Weekend Classics

Border Crossings

Friday, April 14 - Sunday, July 2, 2017

 “BORDER CROSSINGS,” a twelve-film look at cinema’s complicated relationship with America’s southern border, unfolds Fridays-Sundays at 11:00am April 14-July 2 in IFC Center’s ongoing “Weekend Classics” program. At a time of intense focus on the U.S.-Mexico boundary—and the flow of people and goods across it—the program samples some 50 years of westerns, crime films and dramas, along with a documentary, about physical, psychological and social divisions between Americans and our neighbors to the south. Most of the films in the program will be shown on 35mm; a complete schedule is below.

The program opens with three westerns in which American gunslingers cross over into Mexico for work and profit: Robert Aldrich’s VERA CRUZ (1954, playing April 14-16), John Sturges’s Kurosawa remake THE MAGNIFICENT SEVEN (1960, April 21-23), and Sam Peckinpah’s apocalyptic THE WILD BUNCH (1969, April 28-30).

Crime films that associate lawlessness with the border are represented, too, with Orson Welles’s noir masterpiece TOUCH OF EVIL (1958, May 26-29), Steven Soderbergh’s TRAFFIC (2000, June 9-11) and the Coen Brothers’ NO COUNTRY FOR OLD MEN (2007, June 23-25).

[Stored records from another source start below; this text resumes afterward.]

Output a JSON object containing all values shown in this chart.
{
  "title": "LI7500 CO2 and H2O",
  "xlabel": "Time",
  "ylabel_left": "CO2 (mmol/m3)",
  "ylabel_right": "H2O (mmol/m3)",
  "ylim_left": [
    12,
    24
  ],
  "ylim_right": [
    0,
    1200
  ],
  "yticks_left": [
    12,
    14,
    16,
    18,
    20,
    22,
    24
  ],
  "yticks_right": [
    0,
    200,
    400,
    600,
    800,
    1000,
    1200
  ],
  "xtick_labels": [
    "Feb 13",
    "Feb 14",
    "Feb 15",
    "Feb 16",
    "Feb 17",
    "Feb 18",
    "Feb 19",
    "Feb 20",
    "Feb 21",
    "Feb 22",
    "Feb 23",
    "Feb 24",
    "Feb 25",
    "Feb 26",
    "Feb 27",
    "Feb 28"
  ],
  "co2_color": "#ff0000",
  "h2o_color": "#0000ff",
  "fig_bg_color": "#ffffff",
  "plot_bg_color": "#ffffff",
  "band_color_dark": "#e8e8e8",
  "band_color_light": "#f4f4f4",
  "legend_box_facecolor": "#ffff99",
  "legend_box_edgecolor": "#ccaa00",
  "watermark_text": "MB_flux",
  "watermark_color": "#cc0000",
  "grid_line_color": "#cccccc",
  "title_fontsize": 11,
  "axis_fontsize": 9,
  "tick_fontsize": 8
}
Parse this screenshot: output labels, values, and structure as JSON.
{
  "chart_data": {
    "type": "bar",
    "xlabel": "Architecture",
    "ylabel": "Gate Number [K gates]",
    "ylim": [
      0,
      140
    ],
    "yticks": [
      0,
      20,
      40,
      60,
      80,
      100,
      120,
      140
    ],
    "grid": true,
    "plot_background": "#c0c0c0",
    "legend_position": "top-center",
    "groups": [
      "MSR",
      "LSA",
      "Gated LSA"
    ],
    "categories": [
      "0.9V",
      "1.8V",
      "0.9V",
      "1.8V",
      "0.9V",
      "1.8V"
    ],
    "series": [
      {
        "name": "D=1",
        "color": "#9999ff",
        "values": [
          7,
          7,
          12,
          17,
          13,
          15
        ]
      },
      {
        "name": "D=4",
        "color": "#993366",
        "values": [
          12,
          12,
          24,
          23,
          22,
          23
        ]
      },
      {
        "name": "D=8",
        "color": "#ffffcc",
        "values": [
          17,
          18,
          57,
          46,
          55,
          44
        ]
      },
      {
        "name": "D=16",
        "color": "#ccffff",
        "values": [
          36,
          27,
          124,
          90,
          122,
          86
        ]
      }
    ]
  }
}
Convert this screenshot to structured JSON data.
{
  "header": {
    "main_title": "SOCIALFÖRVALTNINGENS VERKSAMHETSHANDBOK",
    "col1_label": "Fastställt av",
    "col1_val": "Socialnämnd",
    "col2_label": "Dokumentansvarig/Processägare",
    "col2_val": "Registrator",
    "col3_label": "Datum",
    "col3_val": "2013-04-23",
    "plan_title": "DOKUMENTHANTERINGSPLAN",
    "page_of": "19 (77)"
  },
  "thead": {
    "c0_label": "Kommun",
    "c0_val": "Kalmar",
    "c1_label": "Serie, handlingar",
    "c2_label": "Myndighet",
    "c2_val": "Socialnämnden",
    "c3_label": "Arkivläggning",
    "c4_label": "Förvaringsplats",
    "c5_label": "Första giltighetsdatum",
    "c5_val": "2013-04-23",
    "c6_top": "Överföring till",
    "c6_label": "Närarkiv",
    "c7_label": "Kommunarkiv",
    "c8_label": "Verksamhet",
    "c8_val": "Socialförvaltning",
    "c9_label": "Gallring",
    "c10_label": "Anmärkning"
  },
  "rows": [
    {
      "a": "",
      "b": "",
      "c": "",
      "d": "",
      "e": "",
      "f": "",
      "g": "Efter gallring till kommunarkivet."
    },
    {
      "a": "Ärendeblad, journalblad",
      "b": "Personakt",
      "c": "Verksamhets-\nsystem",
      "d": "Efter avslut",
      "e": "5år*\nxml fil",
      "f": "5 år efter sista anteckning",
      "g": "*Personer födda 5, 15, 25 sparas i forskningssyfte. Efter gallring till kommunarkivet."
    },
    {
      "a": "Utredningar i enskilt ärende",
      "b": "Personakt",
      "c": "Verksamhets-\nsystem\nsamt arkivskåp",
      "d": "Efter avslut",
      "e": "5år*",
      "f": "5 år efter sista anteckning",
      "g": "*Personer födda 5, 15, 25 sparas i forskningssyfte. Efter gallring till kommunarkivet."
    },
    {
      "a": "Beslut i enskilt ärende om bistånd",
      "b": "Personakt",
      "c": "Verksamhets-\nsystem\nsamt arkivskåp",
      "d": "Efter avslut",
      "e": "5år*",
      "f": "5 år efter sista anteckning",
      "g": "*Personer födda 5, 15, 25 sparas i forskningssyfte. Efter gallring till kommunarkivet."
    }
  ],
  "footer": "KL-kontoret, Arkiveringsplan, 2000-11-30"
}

The series also presents dramas about families whose lives are complicated by cross-border relationships: Gregory Nava’s immigrant stories MY FAMILY, MI FAMILIA (1995, May 5-7) and EL NORTE (1983, June 30-July 2); John Sayles’s Texas tapestry LONE STAR (1996, June 2-4), Alejandro González Iñárritu’s international omnibus BABEL (2006, May 19-21) and Tony Richardson’s THE BORDER (1982, June 16-18), starring Jack Nicholson and Harvey Keitel. Chantal Akerman’s documentary FROM THE OTHER SIDE (2002, May 12-14) rounds out the program,  with real-life migrants, law officers and border residents offering their personal perspectives.